Before going into when it’s okay to use (or not use) contractions, it might be helpful for me to quickly summarize what a contraction is exactly! A contraction, in short, is combining more than one word so that they become one word! Here are a few common contractions that we use:
Does + not = doesn’t
Is + not = isn’t
Will + not = won’t
Can + not = can’t
Could + not = couldn’t
And you get the idea! You combine two words to make one word! Any missing letter will be replaced by an apostrophe. While contractions are seen as being pretty common things used in spoken language, they are actually perceived as being informal in written language. As such, there are many instances where isn’t okay to use them.
When to absolutely AVOID contractions
A good place to start with when it’s not okay to use contractions is when a teacher or professor directly states to NOT use contractions. Easy enough, right? So what about when it’s not as straight-forward as that? Have no fear! Below, I’ve included some general “rules” that you can follow when determining if it’s not okay to use contractions.
- Formal assignments
- If the guidelines have the word formal included anywhere, this is a good time to tell yourself, “Do not use contractions!” Even if the guidelines don’t mention the word formal anywhere, but the nature of the assignment is one that can be interpreted as being formal, avoid using contractions.
- College research papers
- In a college class, professors often assign research papers. This is technically seen as a formal assignment, so this bullet itself can technically be included in the first bullet point I listed. It’s a pretty important point to emphasize though, so I figured that it wouldn’t hurt to put it as a separate bullet point.
- Laboratory reports
- Contractions are generally avoided in laboratory reports for science classes and scholarly articles in the science field. As such, avoid using them in any scientific assignments such as this.

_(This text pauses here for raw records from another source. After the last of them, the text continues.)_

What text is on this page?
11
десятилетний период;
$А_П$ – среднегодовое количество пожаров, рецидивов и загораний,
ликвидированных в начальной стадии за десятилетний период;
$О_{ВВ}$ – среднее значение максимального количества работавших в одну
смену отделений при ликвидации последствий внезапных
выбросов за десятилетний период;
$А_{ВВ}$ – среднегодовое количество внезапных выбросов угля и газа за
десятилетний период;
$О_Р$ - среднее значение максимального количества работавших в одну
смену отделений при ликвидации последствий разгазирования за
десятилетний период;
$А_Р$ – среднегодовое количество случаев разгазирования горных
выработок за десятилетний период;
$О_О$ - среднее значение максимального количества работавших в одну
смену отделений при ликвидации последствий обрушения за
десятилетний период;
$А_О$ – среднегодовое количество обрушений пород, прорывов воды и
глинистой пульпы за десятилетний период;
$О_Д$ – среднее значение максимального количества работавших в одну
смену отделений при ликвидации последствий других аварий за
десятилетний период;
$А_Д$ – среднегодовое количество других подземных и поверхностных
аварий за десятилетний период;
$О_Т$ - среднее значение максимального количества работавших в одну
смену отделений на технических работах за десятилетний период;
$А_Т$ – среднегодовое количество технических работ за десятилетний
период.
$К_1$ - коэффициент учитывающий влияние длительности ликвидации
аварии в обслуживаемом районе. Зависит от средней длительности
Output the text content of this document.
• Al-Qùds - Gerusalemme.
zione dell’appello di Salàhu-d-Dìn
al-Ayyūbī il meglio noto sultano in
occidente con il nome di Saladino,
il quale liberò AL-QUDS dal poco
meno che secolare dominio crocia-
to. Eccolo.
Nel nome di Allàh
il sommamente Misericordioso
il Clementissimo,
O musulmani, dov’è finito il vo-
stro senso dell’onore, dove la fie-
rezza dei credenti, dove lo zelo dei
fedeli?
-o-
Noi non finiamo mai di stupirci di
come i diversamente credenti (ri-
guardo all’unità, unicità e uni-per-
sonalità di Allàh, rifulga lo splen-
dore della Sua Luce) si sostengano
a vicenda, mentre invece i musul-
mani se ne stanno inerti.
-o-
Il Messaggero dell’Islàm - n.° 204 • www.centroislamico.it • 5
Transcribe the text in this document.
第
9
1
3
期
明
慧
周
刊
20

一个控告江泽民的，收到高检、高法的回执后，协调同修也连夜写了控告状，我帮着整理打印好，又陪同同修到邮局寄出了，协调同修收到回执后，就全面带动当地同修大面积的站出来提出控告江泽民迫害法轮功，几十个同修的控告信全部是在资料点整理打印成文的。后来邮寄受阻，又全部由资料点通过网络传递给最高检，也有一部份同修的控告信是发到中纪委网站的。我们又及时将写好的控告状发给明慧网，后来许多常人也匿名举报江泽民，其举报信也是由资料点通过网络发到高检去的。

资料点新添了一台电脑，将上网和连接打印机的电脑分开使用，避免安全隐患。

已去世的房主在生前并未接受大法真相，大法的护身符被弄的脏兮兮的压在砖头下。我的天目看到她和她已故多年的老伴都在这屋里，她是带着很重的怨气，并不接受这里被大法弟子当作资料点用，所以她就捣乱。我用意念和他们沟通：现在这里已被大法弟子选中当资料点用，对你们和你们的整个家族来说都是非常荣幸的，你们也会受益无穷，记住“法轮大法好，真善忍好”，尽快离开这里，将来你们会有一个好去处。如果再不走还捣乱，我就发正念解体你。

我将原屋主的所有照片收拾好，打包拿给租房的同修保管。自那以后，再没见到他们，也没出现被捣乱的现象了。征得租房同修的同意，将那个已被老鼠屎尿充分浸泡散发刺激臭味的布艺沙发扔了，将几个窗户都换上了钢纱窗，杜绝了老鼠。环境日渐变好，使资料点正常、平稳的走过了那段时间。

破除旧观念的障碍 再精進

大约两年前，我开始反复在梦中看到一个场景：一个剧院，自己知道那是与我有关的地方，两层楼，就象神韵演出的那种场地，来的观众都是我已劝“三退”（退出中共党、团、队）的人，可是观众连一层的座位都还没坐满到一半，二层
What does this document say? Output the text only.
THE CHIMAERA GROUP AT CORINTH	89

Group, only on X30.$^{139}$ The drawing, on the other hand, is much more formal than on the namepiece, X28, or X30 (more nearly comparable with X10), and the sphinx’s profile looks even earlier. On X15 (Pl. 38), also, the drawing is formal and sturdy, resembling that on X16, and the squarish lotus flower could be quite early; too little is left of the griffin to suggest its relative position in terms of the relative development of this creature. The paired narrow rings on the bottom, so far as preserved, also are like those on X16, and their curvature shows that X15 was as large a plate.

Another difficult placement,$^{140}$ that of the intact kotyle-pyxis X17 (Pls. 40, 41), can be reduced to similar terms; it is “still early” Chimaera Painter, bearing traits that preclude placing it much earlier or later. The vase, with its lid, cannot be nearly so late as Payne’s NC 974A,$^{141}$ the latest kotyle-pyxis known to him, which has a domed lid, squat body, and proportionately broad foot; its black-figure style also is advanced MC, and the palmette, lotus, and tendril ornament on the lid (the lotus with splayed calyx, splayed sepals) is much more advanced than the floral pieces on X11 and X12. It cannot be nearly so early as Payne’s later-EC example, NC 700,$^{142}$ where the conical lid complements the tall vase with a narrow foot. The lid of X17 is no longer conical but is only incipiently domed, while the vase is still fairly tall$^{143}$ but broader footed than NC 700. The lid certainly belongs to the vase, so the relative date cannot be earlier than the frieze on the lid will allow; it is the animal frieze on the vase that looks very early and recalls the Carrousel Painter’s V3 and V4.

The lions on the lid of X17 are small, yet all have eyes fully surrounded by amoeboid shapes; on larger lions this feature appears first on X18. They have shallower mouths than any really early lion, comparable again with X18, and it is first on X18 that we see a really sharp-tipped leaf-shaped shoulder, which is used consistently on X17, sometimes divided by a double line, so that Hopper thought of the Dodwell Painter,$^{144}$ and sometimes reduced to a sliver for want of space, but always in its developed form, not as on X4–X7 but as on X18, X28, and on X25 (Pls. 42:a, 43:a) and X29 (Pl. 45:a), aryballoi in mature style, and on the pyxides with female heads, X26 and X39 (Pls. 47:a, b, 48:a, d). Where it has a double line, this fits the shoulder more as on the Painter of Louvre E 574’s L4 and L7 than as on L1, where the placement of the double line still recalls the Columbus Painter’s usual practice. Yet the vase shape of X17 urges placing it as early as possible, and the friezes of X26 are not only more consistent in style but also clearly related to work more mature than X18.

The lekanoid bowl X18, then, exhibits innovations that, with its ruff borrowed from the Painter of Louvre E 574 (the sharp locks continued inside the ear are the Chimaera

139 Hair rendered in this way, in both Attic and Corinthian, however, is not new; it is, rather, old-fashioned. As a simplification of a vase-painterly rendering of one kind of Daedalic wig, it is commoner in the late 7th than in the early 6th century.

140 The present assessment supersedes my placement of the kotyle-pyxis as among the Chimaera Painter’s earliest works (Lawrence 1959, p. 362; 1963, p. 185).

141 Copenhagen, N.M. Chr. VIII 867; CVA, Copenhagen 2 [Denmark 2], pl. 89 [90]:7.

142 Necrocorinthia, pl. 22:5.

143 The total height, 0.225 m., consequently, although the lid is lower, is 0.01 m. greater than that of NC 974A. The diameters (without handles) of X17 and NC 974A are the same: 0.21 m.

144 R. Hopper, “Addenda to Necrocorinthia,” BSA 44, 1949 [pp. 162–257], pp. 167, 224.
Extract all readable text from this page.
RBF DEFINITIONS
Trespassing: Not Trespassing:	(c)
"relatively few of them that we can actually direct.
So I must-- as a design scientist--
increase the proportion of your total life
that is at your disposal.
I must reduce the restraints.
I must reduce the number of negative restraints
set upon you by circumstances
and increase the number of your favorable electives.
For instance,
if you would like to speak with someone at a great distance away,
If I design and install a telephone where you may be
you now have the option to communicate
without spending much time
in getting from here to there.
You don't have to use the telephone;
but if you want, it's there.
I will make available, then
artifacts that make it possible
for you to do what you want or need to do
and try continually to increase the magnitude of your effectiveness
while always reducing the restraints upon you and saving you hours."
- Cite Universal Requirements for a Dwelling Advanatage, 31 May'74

- Guidelines don’t mention anything about it
- A good rule of thumb is that when you have to ask yourself if it’s okay to use contractions, avoid them! You won’t be penalized for not using contractions (unless your boss, teacher, or professor directly tells you that you MUST use them…in that case, please use them so you don’t get penalized!). Better safe than sorry, right?
When can I use contractions?
I know that there seem to be a lot of instances where we should avoid contractions. Have no fear! There are definitely instances where it’s okay to use them!
- Blog posts and any form of social media
- Blog posts and social media are ways that we connect with other people! These settings are seen as being more laid back than an essay. As such, you are free to use contractions!
- Quotes or dialogue
- If you’re writing an essay and quoting something that includes a contraction, it’s okay to use a contraction! As with anything that you’re quoting though, give credit to the original speaker so that you are properly citing your sources. This is a golden rule that you can follow, even when you’re writing a formal paper.
- Informal writing, free-form writing, and poetry
- Anything that is seen as an informal assignment or a free-form and creative piece of work falls under the category of being able to use contractions!
I could go on, but to avoid rambling, I’ll end this post here. I hope this information helps! Feel free to comment and ask me if you have any further questions! I’m always open to receiving ideas for future posts, so any comments with suggestions are always welcomed!